Carbidopa dyskinesias
Abnormal or impaired voluntary movements are dyskinesias.40
Movement disorders associated with Parkinson’s disease
include tremors, and other uncoordinated motions. These
are often seen when there are inadequate levels of l-dopa
available in the system. For over 50 years, all dyskinesias
experienced while taking l-dopa or concomitant carbidopa/
l -dopa preparations were described as l -dopa-induced
dyskinesias.41–48 It is common for dyskinesia studies that
reference administration of concomitant l-dopa/carbidopa
to refer to the combination as l-dopa.49
Novel observations reporting a group of 17 Parkinson’s
disease patients led to identification of carbidopa-induced
dyskinesias, which had not been documented prior to 2012.1
These patients had been ingesting prescribed concomitant
l-dopa/carbidopa preparations for 1–7 years. Their drugs
were continued as the core nutrients were started. The mean
daily dosing value of l-dopa/carbidopa was 1,000 mg and
250 mg, respectively, at the initiation of the core nutrients.

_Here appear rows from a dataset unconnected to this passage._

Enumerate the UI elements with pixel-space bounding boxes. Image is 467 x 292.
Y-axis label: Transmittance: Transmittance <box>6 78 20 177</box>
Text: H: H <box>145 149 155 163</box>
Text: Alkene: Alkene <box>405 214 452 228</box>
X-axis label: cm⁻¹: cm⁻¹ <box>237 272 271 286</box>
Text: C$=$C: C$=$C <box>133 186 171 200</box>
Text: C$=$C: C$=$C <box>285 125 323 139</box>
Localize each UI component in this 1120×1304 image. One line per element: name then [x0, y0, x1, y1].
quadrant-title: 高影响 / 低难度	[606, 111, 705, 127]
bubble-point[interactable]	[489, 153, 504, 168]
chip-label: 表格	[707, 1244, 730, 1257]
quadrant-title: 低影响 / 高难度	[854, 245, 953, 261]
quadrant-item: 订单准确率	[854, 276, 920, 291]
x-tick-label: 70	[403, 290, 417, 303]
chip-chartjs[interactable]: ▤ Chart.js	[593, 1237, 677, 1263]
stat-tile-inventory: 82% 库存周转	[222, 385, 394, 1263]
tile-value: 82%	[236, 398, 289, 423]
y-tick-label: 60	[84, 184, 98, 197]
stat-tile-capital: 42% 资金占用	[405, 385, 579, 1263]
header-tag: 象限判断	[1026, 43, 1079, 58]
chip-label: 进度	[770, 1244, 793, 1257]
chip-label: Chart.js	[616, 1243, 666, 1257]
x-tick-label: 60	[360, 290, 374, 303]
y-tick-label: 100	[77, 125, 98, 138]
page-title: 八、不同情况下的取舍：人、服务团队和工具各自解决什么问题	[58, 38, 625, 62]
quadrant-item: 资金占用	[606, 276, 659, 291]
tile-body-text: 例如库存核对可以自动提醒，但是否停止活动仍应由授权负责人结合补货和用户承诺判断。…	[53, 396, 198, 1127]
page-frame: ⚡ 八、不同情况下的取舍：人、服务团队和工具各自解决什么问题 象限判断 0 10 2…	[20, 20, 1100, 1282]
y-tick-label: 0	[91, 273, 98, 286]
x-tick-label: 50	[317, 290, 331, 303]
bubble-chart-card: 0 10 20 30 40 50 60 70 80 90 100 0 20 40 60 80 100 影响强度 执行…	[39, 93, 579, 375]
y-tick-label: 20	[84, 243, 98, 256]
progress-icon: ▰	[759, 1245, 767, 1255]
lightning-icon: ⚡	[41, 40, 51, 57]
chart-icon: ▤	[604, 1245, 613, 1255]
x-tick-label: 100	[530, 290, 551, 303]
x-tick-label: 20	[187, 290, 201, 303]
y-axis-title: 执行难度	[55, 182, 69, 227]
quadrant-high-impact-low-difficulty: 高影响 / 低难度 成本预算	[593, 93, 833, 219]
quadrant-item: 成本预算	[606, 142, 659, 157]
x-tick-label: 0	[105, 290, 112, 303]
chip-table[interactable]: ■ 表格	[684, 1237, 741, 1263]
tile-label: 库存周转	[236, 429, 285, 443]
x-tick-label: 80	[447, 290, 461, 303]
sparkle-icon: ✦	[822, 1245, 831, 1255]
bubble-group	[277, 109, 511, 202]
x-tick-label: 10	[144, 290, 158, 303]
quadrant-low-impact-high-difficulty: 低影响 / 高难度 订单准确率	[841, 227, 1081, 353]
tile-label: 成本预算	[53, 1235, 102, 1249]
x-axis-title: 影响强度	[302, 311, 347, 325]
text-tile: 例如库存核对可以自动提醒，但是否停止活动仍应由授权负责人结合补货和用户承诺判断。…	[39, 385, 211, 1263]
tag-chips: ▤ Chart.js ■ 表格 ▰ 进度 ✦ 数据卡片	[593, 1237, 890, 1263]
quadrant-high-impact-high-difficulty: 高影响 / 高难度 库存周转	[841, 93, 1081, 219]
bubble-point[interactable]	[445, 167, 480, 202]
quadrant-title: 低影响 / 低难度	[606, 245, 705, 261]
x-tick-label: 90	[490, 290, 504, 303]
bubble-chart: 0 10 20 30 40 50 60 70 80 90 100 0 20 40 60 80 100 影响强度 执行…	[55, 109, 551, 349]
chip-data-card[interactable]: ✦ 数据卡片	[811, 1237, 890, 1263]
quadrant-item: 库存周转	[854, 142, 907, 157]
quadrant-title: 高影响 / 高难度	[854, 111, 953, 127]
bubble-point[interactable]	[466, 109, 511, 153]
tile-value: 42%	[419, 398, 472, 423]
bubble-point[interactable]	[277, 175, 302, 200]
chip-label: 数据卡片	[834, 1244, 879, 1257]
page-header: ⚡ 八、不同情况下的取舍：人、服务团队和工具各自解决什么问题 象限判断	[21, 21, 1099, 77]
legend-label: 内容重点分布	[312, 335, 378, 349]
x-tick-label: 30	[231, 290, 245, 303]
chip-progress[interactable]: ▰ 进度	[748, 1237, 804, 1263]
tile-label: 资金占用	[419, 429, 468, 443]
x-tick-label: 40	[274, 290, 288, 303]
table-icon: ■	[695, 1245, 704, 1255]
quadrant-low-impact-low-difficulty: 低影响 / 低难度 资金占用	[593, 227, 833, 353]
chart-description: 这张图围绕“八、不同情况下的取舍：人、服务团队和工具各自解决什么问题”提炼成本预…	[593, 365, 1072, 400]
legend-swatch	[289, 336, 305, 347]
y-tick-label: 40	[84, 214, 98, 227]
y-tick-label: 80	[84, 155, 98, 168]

The mean duration of previous drug treatment was 3 years,
7 months. Onset of dyskinesias began within the first week
of treatment when the core nutrients were added. Dyskinesias
were generally described as facial twitching and head bobbing
due to peripheral muscle-control problems within the neck
and upper shoulders. When dyskinesias developed, the l-dopa/
carbidopa was immediately discontinued and the nutritionally sourced l-dopa increased fivefold to compensate for the
loss of the carbidopa effect on the central nervous system by
blocking peripheral conversion of l-dopa to dopamine. This
conversion to higher-dose l-dopa was monitored using the
previously published pill-stop technique.37 Following this
Parkinson’s disease: carbidopa, nausea, and dyskinesia
protocol, all patients achieved full resolution of dyskinesias
within 4 days. This led to the hypothesis that the dyskinesias
that resolved after applying the new protocol had been induced
by the carbidopa and were not related to the l-dopa. There
were no refractory dyskinesias experienced.
PLP
Histidine decarboxylase (HDC) and AADC are PLP-dependent
enzymes that catalyze the metabolism of histidine to
histamine.50 Each contains an apoprotein core requiring
irreversible hydrazine–PLP binding for activation. PLP then
becomes the active site for catalyzing reactions.5 Carbidopa
and benserazide induce permanent deactivation and irreversible binding of PLP, PLP-dependent enzymes, and depletion
of PLP reserve pools.1,24 While PLP freely crosses the blood–
brain barrier,51 carbidopa and benserazide do not.4,6 If carbidopa and benserazide deplete peripheral PLP, then central
PLP is also depleted when the system reaches equilibrium.
Over 300 enzymes and proteins may be adversely affected
by this extensive PLP collapse.24
Semantic change and neologisms
Dyskinesias are classified as either reversible or irreversible.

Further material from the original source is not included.